3. Cache aggressively. Same coin type with similar images? We cache at the category level and use the cached description as a starting point.

4. Truncate context. Seller notes over 500 characters get summarized first (by a smaller model) before going into the main prompt.

Why RAG Wasn't the Answer

Everyone's first instinct for domain-specific AI: build a RAG pipeline. Index your documents, retrieve relevant chunks, stuff them in the context.

We tried this for coin grading guidelines. It didn't work well.

The problem: coin grading is about visual assessment combined with encyclopedic knowledge. The model needs to know that a 1909-S VDB Lincoln cent in Good condition is worth 100x more than a 1909 Lincoln cent in Good condition. That's not something you retrieve — it's something you need to know.

What worked better: fine-tuning examples in the prompt. We include 5-10 example listings for similar items directly in the context. The model pattern-matches effectively.

const fewShotExamples = await getSimilarListings(input.category, 5)

const prompt = `
${systemPrompt}

Here are examples of good listings for similar items:

${fewShotExamples.map(ex => `
Title: ${ex.title}
Description: ${ex.description}
---
`).join('\n')}

Now create a listing for the new item:
`

This is retrieval, but it's not RAG in the traditional sense. We're retrieving examples, not knowledge chunks.

Human-in-the-Loop

The biggest lesson: don't try to remove humans from the loop. Try to make their job easier.

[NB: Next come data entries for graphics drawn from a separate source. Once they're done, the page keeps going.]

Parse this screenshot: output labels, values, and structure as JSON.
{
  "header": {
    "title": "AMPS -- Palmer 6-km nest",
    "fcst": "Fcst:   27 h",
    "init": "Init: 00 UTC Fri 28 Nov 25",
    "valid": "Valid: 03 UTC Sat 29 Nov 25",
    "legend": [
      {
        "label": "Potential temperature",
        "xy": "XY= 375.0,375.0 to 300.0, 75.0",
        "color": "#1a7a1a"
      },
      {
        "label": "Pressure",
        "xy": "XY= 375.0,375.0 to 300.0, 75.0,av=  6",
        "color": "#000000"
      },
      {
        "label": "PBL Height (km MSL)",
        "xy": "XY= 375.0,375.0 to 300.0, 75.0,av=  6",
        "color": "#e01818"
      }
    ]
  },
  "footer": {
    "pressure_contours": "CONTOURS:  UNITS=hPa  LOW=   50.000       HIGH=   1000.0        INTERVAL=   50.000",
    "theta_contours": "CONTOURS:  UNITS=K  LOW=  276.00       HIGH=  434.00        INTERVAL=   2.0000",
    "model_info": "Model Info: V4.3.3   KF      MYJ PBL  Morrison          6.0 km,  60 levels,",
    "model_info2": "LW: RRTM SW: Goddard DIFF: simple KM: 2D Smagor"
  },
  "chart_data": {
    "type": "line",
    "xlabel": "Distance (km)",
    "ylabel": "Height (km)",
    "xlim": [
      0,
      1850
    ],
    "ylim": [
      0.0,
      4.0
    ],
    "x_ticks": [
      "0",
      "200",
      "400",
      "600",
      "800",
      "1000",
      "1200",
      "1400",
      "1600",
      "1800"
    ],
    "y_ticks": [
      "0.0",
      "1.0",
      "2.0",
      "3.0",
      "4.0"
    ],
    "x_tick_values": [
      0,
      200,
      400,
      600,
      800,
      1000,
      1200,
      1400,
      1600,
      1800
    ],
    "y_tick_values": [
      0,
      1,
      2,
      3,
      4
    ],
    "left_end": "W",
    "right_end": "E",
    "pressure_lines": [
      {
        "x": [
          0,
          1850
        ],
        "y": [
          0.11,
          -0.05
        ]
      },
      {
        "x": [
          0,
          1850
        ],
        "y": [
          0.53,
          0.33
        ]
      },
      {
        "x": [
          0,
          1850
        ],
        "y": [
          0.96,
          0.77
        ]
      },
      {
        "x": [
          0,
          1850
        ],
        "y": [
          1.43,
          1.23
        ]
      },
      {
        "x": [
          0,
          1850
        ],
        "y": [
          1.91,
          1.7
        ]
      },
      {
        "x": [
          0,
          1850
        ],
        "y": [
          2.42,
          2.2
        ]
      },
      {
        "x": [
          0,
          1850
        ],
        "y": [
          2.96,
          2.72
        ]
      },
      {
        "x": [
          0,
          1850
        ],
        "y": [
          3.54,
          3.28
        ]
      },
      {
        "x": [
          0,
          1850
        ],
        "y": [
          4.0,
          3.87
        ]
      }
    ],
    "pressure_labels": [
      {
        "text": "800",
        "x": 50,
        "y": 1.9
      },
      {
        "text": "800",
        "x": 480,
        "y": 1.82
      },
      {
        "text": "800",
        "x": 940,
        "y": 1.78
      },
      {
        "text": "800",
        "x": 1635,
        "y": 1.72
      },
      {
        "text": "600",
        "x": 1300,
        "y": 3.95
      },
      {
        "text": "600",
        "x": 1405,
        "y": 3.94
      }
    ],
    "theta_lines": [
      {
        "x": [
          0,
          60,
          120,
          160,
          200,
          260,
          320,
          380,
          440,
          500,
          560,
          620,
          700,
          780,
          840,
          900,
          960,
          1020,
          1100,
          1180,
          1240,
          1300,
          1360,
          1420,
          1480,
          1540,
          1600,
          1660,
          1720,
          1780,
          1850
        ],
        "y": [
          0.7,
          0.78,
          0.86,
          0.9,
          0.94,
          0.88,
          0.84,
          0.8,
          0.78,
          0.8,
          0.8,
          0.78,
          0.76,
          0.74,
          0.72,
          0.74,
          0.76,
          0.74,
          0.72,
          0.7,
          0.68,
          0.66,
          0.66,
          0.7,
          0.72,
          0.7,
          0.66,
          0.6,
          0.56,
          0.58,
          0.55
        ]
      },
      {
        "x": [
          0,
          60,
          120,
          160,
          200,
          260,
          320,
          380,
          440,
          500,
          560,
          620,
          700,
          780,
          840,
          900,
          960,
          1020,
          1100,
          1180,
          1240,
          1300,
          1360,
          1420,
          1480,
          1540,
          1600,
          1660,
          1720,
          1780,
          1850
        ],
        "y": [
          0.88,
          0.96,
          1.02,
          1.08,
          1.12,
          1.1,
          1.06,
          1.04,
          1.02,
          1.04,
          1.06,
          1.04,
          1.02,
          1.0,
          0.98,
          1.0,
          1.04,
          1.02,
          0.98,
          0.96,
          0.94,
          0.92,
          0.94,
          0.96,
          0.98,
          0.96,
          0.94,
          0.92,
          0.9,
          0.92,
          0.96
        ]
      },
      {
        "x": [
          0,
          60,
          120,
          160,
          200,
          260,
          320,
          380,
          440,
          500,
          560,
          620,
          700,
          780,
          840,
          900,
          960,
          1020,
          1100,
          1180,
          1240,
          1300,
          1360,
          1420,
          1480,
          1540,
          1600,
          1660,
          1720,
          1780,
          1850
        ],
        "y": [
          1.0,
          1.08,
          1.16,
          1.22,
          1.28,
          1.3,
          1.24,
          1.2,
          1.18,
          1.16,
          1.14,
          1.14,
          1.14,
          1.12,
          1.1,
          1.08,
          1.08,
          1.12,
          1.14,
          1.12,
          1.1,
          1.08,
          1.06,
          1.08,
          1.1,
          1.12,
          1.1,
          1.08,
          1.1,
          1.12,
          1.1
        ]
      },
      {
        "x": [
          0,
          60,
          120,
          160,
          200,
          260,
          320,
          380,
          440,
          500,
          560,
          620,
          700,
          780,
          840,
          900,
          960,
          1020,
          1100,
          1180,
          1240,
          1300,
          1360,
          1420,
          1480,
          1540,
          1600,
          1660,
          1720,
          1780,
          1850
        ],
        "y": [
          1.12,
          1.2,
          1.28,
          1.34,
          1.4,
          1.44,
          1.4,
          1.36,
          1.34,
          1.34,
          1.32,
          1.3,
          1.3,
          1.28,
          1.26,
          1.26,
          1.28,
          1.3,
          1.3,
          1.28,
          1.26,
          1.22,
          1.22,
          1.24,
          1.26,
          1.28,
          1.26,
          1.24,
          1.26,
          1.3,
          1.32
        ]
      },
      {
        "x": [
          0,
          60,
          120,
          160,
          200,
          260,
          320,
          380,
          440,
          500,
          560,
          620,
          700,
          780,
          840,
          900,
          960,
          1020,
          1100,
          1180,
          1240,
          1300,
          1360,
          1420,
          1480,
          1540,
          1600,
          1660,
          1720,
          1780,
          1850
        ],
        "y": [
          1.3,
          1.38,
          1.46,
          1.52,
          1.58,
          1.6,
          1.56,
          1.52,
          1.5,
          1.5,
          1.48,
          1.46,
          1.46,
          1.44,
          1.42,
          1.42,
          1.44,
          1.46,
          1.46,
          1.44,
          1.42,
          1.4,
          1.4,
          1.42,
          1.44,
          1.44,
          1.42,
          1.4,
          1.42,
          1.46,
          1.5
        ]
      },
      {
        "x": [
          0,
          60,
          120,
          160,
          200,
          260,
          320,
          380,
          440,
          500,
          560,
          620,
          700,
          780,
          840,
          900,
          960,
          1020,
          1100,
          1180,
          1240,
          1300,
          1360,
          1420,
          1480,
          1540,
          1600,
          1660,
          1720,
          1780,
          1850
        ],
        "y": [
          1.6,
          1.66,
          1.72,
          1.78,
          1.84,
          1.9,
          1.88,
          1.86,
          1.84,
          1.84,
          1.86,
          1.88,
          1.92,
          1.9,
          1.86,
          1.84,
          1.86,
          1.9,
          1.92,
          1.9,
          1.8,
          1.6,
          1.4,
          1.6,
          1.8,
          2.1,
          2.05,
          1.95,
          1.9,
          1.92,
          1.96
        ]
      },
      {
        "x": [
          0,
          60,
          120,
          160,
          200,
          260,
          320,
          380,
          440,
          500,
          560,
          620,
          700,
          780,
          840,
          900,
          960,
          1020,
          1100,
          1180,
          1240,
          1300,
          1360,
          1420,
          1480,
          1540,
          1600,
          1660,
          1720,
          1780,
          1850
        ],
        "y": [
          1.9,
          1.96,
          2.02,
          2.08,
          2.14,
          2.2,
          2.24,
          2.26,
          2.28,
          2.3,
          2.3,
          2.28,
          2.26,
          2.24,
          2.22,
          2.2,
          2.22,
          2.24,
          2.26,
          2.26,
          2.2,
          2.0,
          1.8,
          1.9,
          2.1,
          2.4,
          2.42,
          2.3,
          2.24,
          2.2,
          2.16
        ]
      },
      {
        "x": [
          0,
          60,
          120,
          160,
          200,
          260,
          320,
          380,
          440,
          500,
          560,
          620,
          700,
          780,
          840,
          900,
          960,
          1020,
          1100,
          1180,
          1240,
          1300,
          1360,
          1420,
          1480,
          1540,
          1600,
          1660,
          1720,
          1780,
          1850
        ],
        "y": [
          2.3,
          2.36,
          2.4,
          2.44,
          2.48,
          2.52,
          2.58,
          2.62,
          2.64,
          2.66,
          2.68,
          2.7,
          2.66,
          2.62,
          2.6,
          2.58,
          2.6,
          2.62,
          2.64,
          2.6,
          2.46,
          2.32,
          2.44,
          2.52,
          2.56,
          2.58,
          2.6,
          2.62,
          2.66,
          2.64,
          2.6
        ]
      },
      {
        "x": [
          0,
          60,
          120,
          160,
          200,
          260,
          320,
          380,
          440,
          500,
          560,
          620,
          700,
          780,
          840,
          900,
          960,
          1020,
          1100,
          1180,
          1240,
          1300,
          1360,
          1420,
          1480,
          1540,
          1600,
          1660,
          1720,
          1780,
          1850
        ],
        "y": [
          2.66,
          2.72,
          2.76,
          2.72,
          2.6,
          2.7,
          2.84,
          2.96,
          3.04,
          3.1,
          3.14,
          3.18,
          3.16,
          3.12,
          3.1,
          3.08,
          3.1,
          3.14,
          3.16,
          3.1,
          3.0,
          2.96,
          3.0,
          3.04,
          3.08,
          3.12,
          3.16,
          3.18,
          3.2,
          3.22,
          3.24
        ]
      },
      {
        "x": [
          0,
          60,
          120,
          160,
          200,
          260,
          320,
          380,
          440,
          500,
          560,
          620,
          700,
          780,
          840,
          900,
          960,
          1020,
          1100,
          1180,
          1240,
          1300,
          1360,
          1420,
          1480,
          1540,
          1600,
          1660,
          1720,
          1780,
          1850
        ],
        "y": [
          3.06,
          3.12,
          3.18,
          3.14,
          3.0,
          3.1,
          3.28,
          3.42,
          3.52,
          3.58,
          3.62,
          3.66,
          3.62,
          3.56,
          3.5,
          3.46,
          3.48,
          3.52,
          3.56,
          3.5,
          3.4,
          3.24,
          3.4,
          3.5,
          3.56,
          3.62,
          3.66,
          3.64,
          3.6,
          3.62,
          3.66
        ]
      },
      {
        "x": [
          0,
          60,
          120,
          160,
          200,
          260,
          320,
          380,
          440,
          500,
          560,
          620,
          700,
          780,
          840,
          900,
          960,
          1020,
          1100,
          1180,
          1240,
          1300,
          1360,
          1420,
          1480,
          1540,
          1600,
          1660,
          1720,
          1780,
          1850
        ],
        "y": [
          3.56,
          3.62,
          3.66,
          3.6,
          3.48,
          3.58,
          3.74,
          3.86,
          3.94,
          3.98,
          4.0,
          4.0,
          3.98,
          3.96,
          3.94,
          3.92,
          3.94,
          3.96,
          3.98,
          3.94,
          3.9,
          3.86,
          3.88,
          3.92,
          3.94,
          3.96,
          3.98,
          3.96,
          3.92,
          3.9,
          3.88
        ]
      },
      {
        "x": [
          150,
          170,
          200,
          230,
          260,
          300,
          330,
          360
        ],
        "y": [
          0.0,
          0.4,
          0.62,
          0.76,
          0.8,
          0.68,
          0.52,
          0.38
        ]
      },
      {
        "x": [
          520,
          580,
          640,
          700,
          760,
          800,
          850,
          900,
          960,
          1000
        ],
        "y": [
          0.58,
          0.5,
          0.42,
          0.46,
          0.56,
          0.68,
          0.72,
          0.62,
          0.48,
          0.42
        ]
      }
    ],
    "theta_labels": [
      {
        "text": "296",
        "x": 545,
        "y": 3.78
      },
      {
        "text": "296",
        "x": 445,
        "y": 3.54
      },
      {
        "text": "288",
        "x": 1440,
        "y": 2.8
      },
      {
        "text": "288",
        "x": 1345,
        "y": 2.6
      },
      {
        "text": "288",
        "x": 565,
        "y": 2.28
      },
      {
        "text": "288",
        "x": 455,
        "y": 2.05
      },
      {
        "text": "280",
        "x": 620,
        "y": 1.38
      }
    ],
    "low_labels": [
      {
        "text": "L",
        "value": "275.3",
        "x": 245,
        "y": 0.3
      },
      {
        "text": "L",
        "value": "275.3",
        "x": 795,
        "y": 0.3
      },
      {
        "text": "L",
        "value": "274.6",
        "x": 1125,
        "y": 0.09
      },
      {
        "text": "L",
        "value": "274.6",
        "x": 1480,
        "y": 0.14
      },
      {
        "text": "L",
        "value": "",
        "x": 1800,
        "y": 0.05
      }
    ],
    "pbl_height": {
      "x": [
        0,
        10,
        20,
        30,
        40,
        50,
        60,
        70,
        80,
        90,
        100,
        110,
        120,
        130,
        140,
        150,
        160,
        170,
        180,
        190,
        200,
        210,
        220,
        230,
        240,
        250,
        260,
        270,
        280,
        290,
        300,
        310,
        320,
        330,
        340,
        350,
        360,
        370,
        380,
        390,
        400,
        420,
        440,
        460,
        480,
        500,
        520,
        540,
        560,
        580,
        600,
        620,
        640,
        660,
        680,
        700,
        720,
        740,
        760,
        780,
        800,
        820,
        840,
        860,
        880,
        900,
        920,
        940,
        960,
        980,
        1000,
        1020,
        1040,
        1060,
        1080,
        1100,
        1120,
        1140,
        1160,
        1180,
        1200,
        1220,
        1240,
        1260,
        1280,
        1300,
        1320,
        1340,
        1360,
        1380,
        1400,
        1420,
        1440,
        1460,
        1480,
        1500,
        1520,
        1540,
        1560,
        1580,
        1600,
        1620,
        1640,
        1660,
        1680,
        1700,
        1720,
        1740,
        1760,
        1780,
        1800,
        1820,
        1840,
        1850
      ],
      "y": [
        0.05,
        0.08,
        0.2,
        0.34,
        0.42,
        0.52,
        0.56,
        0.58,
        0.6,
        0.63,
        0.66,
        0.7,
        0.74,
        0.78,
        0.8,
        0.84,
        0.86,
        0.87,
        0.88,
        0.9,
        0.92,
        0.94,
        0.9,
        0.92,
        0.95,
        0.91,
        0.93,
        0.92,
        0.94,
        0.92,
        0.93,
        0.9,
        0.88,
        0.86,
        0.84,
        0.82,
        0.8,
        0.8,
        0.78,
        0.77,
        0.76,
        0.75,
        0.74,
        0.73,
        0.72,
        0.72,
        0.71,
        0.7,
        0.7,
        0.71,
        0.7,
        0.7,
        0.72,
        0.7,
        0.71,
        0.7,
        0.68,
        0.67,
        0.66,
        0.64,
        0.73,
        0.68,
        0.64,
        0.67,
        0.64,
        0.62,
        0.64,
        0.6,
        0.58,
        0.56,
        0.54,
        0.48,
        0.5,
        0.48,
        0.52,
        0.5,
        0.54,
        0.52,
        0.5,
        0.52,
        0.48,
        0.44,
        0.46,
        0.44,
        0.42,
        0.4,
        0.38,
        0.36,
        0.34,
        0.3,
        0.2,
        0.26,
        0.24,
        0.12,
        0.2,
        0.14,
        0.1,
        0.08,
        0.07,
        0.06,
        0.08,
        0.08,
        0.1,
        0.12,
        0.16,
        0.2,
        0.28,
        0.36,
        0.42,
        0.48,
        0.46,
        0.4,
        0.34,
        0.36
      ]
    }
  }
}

Our lot descriptions go into a review queue. Sellers can accept, edit, or regenerate. We track:

Acceptance rate (currently 73%)
Edit rate (19%)
Regeneration rate (8%)

When regeneration rate spikes for a category, we investigate. Usually it means the prompt needs adjustment for that item type.

This feedback loop is more valuable than any benchmark. Real users, real items, real acceptance criteria.

What's Next

The next step is multi-step workflows where the AI plans its own execution. For a coin collection intake, I'm envisioning:

AI looks at the overview photo, counts items
For each item, requests a detail photo
Generates individual listings
Suggests lot groupings for the auction

The AI would decide how many steps to take based on what it sees. That's where this is heading — agents that adapt their workflow to the input.